The Philippine culture is rich in customs and traditions. Philippines culture reflects the complexity of the history of the Philippines through the combination of cultures of foreign influences.
Pre-Hispanic and non-Christian Philippine cultures are derived from many native traditions of the Austronesian people called Malayo-Polynesian or the Malay people. The prehistoric Philippine Methodology and Philippine indigenous culture was later influenced by the Malay cultures of Southeast Asia, accompanied by a mixture of Western-Christianity, Eastern-Islamic, Hinduism and Buddhism tradition.

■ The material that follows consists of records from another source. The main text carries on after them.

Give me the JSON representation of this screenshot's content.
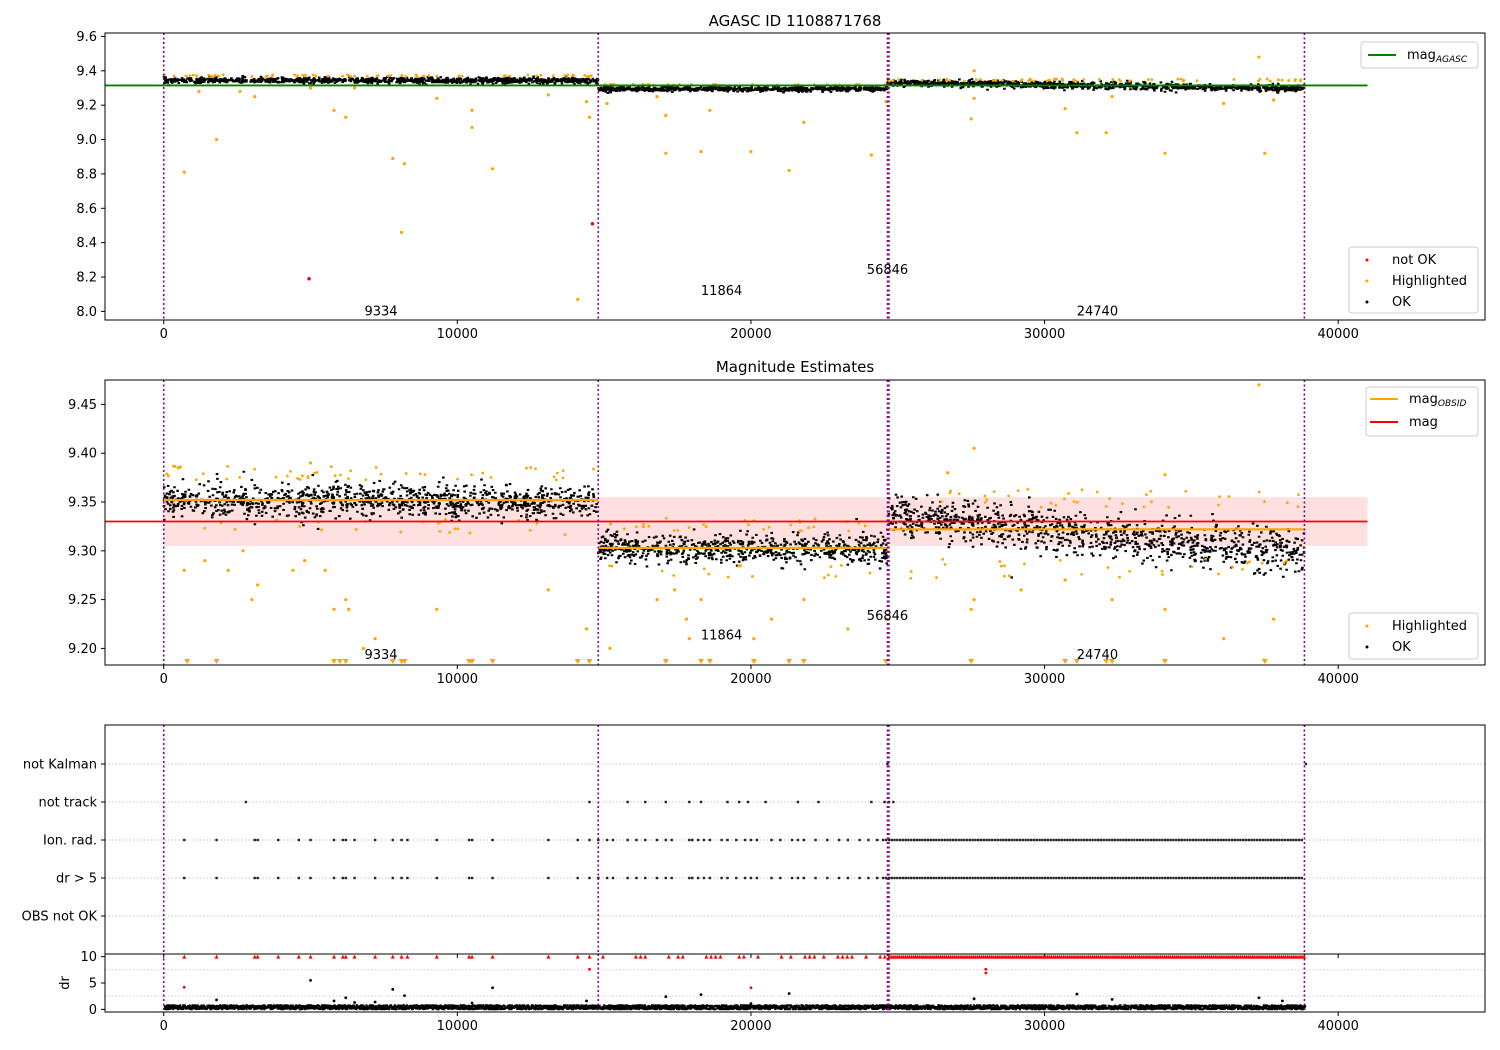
{
  "chart_data": [
    {
      "type": "scatter",
      "title": "AGASC ID 1108871768",
      "xlabel": "",
      "ylabel": "",
      "xlim": [
        -2000,
        45000
      ],
      "ylim": [
        7.95,
        9.62
      ],
      "xticks": [
        0,
        10000,
        20000,
        30000,
        40000
      ],
      "xtick_labels": [
        "0",
        "10000",
        "20000",
        "30000",
        "40000"
      ],
      "yticks": [
        8.0,
        8.2,
        8.4,
        8.6,
        8.8,
        9.0,
        9.2,
        9.4,
        9.6
      ],
      "ytick_labels": [
        "8.0",
        "8.2",
        "8.4",
        "8.6",
        "8.8",
        "9.0",
        "9.2",
        "9.4",
        "9.6"
      ],
      "observation_boundaries": [
        0,
        14800,
        24650,
        24700,
        38850
      ],
      "observations": [
        {
          "obsid": "9334",
          "x_start": 0,
          "x_end": 14800,
          "band_center": 9.35,
          "band_halfwidth": 0.018
        },
        {
          "obsid": "11864",
          "x_start": 14800,
          "x_end": 24650,
          "band_center": 9.3,
          "band_halfwidth": 0.015
        },
        {
          "obsid": "56846",
          "x_start": 24650,
          "x_end": 24700,
          "band_center": 9.33,
          "band_halfwidth": 0.02
        },
        {
          "obsid": "24740",
          "x_start": 24700,
          "x_end": 38850,
          "band_center": 9.32,
          "band_halfwidth": 0.022
        }
      ],
      "obsid_labels": [
        {
          "text": "9334",
          "x": 7400,
          "y": 8.0
        },
        {
          "text": "11864",
          "x": 19000,
          "y": 8.12
        },
        {
          "text": "56846",
          "x": 24650,
          "y": 8.24
        },
        {
          "text": "24740",
          "x": 31800,
          "y": 8.0
        }
      ],
      "reference_lines": [
        {
          "name": "mag_AGASC",
          "y": 9.315,
          "x_start": -2000,
          "x_end": 41000,
          "color": "#008000"
        }
      ],
      "highlighted_points": [
        [
          700,
          8.81
        ],
        [
          1800,
          9.0
        ],
        [
          3100,
          9.25
        ],
        [
          5000,
          9.3
        ],
        [
          5800,
          9.17
        ],
        [
          6200,
          9.13
        ],
        [
          6500,
          9.3
        ],
        [
          7800,
          8.89
        ],
        [
          8100,
          8.46
        ],
        [
          8200,
          8.86
        ],
        [
          9300,
          9.24
        ],
        [
          10500,
          9.07
        ],
        [
          10500,
          9.17
        ],
        [
          11200,
          8.83
        ],
        [
          13100,
          9.26
        ],
        [
          14100,
          8.07
        ],
        [
          14400,
          9.22
        ],
        [
          14500,
          9.13
        ],
        [
          15100,
          9.21
        ],
        [
          16800,
          9.25
        ],
        [
          17100,
          8.92
        ],
        [
          17100,
          9.14
        ],
        [
          18300,
          8.93
        ],
        [
          18600,
          9.17
        ],
        [
          20000,
          8.93
        ],
        [
          21300,
          8.82
        ],
        [
          21800,
          9.1
        ],
        [
          24100,
          8.91
        ],
        [
          24600,
          9.22
        ],
        [
          27500,
          9.12
        ],
        [
          27600,
          9.24
        ],
        [
          30700,
          9.18
        ],
        [
          31100,
          9.04
        ],
        [
          32100,
          9.04
        ],
        [
          32300,
          9.25
        ],
        [
          34100,
          8.92
        ],
        [
          36100,
          9.21
        ],
        [
          37300,
          9.48
        ],
        [
          37500,
          8.92
        ],
        [
          37800,
          9.23
        ],
        [
          27600,
          9.4
        ],
        [
          1200,
          9.28
        ],
        [
          2600,
          9.28
        ]
      ],
      "not_ok_points": [
        [
          4950,
          8.19
        ],
        [
          14600,
          8.51
        ]
      ],
      "legends": [
        {
          "location": "upper right",
          "entries": [
            {
              "label": "mag",
              "subscript": "AGASC",
              "color": "#008000",
              "marker": "line"
            }
          ]
        },
        {
          "location": "lower right",
          "entries": [
            {
              "label": "not OK",
              "color": "#ff0000",
              "marker": "point"
            },
            {
              "label": "Highlighted",
              "color": "#ffa500",
              "marker": "point"
            },
            {
              "label": "OK",
              "color": "#000000",
              "marker": "point"
            }
          ]
        }
      ]
    },
    {
      "type": "scatter",
      "title": "Magnitude Estimates",
      "xlabel": "",
      "ylabel": "",
      "xlim": [
        -2000,
        45000
      ],
      "ylim": [
        9.183,
        9.475
      ],
      "xticks": [
        0,
        10000,
        20000,
        30000,
        40000
      ],
      "xtick_labels": [
        "0",
        "10000",
        "20000",
        "30000",
        "40000"
      ],
      "yticks": [
        9.2,
        9.25,
        9.3,
        9.35,
        9.4,
        9.45
      ],
      "ytick_labels": [
        "9.20",
        "9.25",
        "9.30",
        "9.35",
        "9.40",
        "9.45"
      ],
      "observation_boundaries": [
        0,
        14800,
        24650,
        24700,
        38850
      ],
      "observations": [
        {
          "obsid": "9334",
          "x_start": 0,
          "x_end": 14800,
          "band_center": 9.352,
          "band_halfwidth": 0.02,
          "mag_obsid": 9.352
        },
        {
          "obsid": "11864",
          "x_start": 14800,
          "x_end": 24650,
          "band_center": 9.303,
          "band_halfwidth": 0.017,
          "mag_obsid": 9.303
        },
        {
          "obsid": "56846",
          "x_start": 24650,
          "x_end": 24700,
          "band_center": 9.33,
          "band_halfwidth": 0.022,
          "mag_obsid": 9.33
        },
        {
          "obsid": "24740",
          "x_start": 24700,
          "x_end": 38850,
          "band_center": 9.318,
          "band_halfwidth": 0.026,
          "mag_obsid": 9.322
        }
      ],
      "obsid_labels": [
        {
          "text": "9334",
          "x": 7400,
          "y": 9.193
        },
        {
          "text": "11864",
          "x": 19000,
          "y": 9.213
        },
        {
          "text": "56846",
          "x": 24650,
          "y": 9.233
        },
        {
          "text": "24740",
          "x": 31800,
          "y": 9.193
        }
      ],
      "reference_lines": [
        {
          "name": "mag",
          "y": 9.33,
          "x_start": -2000,
          "x_end": 41000,
          "color": "#ff0000",
          "band": [
            9.305,
            9.355
          ]
        }
      ],
      "highlighted_points": [
        [
          700,
          9.28
        ],
        [
          1400,
          9.29
        ],
        [
          2200,
          9.28
        ],
        [
          2700,
          9.3
        ],
        [
          3000,
          9.25
        ],
        [
          3200,
          9.265
        ],
        [
          4400,
          9.28
        ],
        [
          4800,
          9.29
        ],
        [
          5500,
          9.28
        ],
        [
          5800,
          9.24
        ],
        [
          6200,
          9.25
        ],
        [
          6300,
          9.24
        ],
        [
          6800,
          9.2
        ],
        [
          7200,
          9.21
        ],
        [
          9300,
          9.24
        ],
        [
          13100,
          9.26
        ],
        [
          14400,
          9.22
        ],
        [
          15200,
          9.2
        ],
        [
          16800,
          9.25
        ],
        [
          17400,
          9.26
        ],
        [
          17800,
          9.23
        ],
        [
          17900,
          9.21
        ],
        [
          18300,
          9.25
        ],
        [
          20100,
          9.21
        ],
        [
          20700,
          9.23
        ],
        [
          21800,
          9.25
        ],
        [
          23300,
          9.22
        ],
        [
          24600,
          9.23
        ],
        [
          27500,
          9.24
        ],
        [
          27600,
          9.25
        ],
        [
          29200,
          9.26
        ],
        [
          30700,
          9.27
        ],
        [
          32300,
          9.25
        ],
        [
          34100,
          9.24
        ],
        [
          36100,
          9.21
        ],
        [
          37300,
          9.47
        ],
        [
          37800,
          9.23
        ],
        [
          27600,
          9.405
        ],
        [
          34100,
          9.378
        ],
        [
          500,
          9.385
        ],
        [
          5000,
          9.39
        ],
        [
          26700,
          9.38
        ]
      ],
      "clipped_low_x": [
        800,
        1800,
        5800,
        6000,
        6200,
        7800,
        8100,
        8200,
        10400,
        10500,
        11200,
        14100,
        14500,
        17100,
        18300,
        18600,
        20100,
        21300,
        21800,
        24600,
        27500,
        30700,
        31100,
        32100,
        32300,
        34100,
        37500
      ],
      "legends": [
        {
          "location": "upper right",
          "entries": [
            {
              "label": "mag",
              "subscript": "OBSID",
              "color": "#ffa500",
              "marker": "line"
            },
            {
              "label": "mag",
              "color": "#ff0000",
              "marker": "line"
            }
          ]
        },
        {
          "location": "lower right",
          "entries": [
            {
              "label": "Highlighted",
              "color": "#ffa500",
              "marker": "point"
            },
            {
              "label": "OK",
              "color": "#000000",
              "marker": "point"
            }
          ]
        }
      ]
    },
    {
      "type": "scatter",
      "title": "",
      "xlabel": "",
      "ylabel": "",
      "xlim": [
        -2000,
        45000
      ],
      "xticks": [
        0,
        10000,
        20000,
        30000,
        40000
      ],
      "xtick_labels": [
        "0",
        "10000",
        "20000",
        "30000",
        "40000"
      ],
      "flag_rows": [
        "not Kalman",
        "not track",
        "Ion. rad.",
        "dr > 5",
        "OBS not OK"
      ],
      "flag_events": {
        "not Kalman": [
          24650,
          38900
        ],
        "not track": [
          2800,
          14500,
          15800,
          16400,
          17100,
          17900,
          18300,
          19200,
          19600,
          19900,
          20500,
          21600,
          22300,
          24100,
          24550,
          24700,
          24850
        ],
        "Ion. rad.": [
          700,
          1800,
          3100,
          3200,
          3900,
          4600,
          5000,
          5800,
          6100,
          6200,
          6500,
          7200,
          7800,
          8100,
          8300,
          9300,
          10400,
          10500,
          11200,
          13100,
          14100,
          14500,
          14800,
          15100,
          15300,
          15800,
          16100,
          16400,
          16800,
          17100,
          17300,
          17900,
          18000,
          18200,
          18400,
          18600,
          19000,
          19200,
          19500,
          19800,
          20000,
          20200,
          20700,
          21000,
          21400,
          21600,
          21800,
          22200,
          22600,
          23000,
          23300,
          23700,
          24000,
          24300,
          24500,
          24600
        ],
        "dr > 5": [
          700,
          1800,
          3100,
          3200,
          3900,
          4600,
          5000,
          5800,
          6100,
          6200,
          6500,
          7200,
          7800,
          8100,
          8300,
          9300,
          10400,
          10500,
          11200,
          13100,
          14100,
          14500,
          14800,
          15100,
          15300,
          15800,
          16100,
          16400,
          16800,
          17100,
          17300,
          17900,
          18000,
          18200,
          18400,
          18600,
          19000,
          19200,
          19500,
          19800,
          20000,
          20200,
          20700,
          21000,
          21400,
          21600,
          21800,
          22200,
          22600,
          23000,
          23300,
          23700,
          24000,
          24300,
          24500,
          24600
        ]
      },
      "flag_dense_ranges": {
        "Ion. rad.": [
          24700,
          38850
        ],
        "dr > 5": [
          24700,
          38850
        ]
      },
      "observation_boundaries": [
        0,
        14800,
        24650,
        24700,
        38850
      ]
    },
    {
      "type": "scatter",
      "title": "",
      "xlabel": "",
      "ylabel": "dr",
      "xlim": [
        -2000,
        45000
      ],
      "ylim": [
        -0.5,
        10.5
      ],
      "yticks": [
        0,
        5,
        10
      ],
      "ytick_labels": [
        "0",
        "5",
        "10"
      ],
      "xticks": [
        0,
        10000,
        20000,
        30000,
        40000
      ],
      "xtick_labels": [
        "0",
        "10000",
        "20000",
        "30000",
        "40000"
      ],
      "observation_boundaries": [
        0,
        14800,
        24650,
        24700,
        38850
      ],
      "baseline_dr": [
        0.0,
        0.8
      ],
      "outliers_black": [
        [
          1800,
          1.8
        ],
        [
          5000,
          5.5
        ],
        [
          5800,
          1.6
        ],
        [
          6200,
          2.2
        ],
        [
          6500,
          1.3
        ],
        [
          7200,
          1.4
        ],
        [
          7800,
          3.8
        ],
        [
          8200,
          2.6
        ],
        [
          10500,
          1.2
        ],
        [
          11200,
          4.1
        ],
        [
          14400,
          1.6
        ],
        [
          17100,
          2.4
        ],
        [
          18300,
          2.8
        ],
        [
          20000,
          1.1
        ],
        [
          21300,
          3.0
        ],
        [
          27600,
          2.0
        ],
        [
          31100,
          2.9
        ],
        [
          32300,
          1.9
        ],
        [
          37300,
          2.2
        ],
        [
          38100,
          1.6
        ]
      ],
      "outliers_red": [
        [
          700,
          4.2
        ],
        [
          14500,
          7.6
        ],
        [
          20000,
          4.1
        ],
        [
          28000,
          6.9
        ],
        [
          28000,
          7.6
        ]
      ],
      "red_cap_x": [
        700,
        1800,
        3100,
        3200,
        3900,
        4600,
        5000,
        5800,
        6100,
        6200,
        6500,
        7200,
        7800,
        8100,
        8300,
        9300,
        10400,
        10500,
        11200,
        13100,
        14100,
        14500
      ],
      "red_cap_dense_ranges": [
        [
          14800,
          24650
        ],
        [
          24700,
          38850
        ]
      ],
      "red_cap_y": 10
    }
  ]
}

Spanish colonization in the Philippines lasted from 1565 to 1898. The islands were governed from Mexico and later directly from Spain. As a result, there is a significant amount of Spanish and Mexican influence in Philippine customs and traditions. Hispanic influences are visible in traditional Philippine folk music and dance cuisine, festivities, religion, and language, though usually integrated with other influences. The most visible example of this are the Spanish names of Filipinos, which were given through a tax law (see: Alphabetical Catalog of Surnames), the thousands of Spanish loanwords in native languages such as Tagalog and Cebuano, and the majority Catholic religion.
Later, the Philippines were a territory of the United States from 1898 until 1946. American influences are evident in the use of the English language, and in contemporary pop culture, such as fast-food, music, film, and basketball.

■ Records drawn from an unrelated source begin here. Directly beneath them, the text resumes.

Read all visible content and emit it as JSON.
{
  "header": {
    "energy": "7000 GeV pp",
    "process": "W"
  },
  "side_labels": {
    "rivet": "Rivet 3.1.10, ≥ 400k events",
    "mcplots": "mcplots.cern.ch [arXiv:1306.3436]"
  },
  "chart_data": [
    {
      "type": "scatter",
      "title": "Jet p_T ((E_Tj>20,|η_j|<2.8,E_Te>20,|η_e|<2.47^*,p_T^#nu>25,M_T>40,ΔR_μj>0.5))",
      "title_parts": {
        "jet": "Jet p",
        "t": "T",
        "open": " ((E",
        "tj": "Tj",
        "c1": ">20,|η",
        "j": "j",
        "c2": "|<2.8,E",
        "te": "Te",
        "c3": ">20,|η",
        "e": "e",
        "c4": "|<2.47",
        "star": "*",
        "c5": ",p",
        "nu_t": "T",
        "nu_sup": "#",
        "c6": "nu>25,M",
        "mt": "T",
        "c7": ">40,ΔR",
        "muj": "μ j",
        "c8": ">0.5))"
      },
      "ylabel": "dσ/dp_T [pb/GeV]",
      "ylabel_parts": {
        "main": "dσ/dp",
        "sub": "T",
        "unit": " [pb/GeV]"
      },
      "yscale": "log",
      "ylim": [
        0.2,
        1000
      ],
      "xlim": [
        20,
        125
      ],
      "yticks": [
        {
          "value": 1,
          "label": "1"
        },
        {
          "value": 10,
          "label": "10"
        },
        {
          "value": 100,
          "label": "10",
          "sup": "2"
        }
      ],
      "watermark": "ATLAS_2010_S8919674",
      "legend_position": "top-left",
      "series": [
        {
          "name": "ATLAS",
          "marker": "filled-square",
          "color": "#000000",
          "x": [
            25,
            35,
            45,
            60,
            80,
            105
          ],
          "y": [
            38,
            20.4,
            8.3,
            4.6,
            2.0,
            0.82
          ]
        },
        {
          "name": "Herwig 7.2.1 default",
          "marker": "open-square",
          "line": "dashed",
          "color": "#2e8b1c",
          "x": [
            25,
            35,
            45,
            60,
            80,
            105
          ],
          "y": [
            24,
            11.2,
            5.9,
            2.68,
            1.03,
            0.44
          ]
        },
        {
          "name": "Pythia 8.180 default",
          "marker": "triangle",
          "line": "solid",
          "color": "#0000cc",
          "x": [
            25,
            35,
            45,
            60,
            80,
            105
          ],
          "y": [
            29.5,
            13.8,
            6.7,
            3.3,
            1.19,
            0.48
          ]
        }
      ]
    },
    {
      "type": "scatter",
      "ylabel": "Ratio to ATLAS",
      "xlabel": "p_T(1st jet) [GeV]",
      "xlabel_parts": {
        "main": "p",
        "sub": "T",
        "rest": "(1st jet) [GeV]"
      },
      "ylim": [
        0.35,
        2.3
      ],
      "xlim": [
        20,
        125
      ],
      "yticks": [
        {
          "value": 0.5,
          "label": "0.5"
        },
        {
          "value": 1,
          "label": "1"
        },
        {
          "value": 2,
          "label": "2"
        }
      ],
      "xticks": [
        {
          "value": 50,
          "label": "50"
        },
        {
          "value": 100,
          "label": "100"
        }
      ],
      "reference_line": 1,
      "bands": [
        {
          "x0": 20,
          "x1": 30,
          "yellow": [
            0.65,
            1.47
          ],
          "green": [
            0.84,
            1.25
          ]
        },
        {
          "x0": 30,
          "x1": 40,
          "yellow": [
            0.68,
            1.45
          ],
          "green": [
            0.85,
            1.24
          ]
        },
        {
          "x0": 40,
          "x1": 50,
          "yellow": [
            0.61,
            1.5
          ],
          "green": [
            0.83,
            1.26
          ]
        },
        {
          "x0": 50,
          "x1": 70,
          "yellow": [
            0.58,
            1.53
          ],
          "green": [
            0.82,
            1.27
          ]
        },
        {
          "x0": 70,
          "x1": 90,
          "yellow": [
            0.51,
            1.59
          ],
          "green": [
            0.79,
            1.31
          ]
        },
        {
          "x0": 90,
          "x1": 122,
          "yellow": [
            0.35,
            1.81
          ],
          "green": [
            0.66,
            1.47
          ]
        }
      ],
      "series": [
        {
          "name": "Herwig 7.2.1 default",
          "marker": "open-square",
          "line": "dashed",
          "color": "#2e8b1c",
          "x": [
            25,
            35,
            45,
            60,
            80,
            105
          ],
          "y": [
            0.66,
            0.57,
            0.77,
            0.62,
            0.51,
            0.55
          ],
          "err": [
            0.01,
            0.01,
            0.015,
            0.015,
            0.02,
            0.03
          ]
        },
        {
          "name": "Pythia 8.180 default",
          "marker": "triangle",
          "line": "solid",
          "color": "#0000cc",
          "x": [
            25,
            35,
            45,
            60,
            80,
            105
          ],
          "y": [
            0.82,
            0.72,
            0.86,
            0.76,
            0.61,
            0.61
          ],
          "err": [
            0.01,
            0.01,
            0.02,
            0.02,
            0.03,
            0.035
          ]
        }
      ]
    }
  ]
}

Muslim Filipinos also celebrate their own customs and traditions. These groups follow a Philippine Islamic culture, and other Muslim recreation such as the Kali, Kulintang and Gamelan, are used by Islamic groups in the southern islands of Mindanao and Sulu archipelago.
Photo Courtesy: Fernando C. Amorsolo Art Foundation(Fernando Amorsolo.com)
The photo above is an example of Philippine Fiesta where Filipino people gathered to celebrate bountiful harvest. It is an oil painting made by Fernando Amorsolo (Filipino National Artist's)
The oil painting on canvas depicts a rural scene where a group of people are shown celebrating a fiesta in Antipolo. The main focus is on a pair of dancers in the field surrounded by revelers both young and old. Abundant food is presented in basketfuls of assorted fruits on the benches and on the ground, as well as the traditional roasted pig or lechon being prepared by two men. Nearby is a house with huge windows from where dwellers watch the revelers. At the background is a huge church, a symbolic town structure. A vast number of townsmen completes the essence of a fiesta.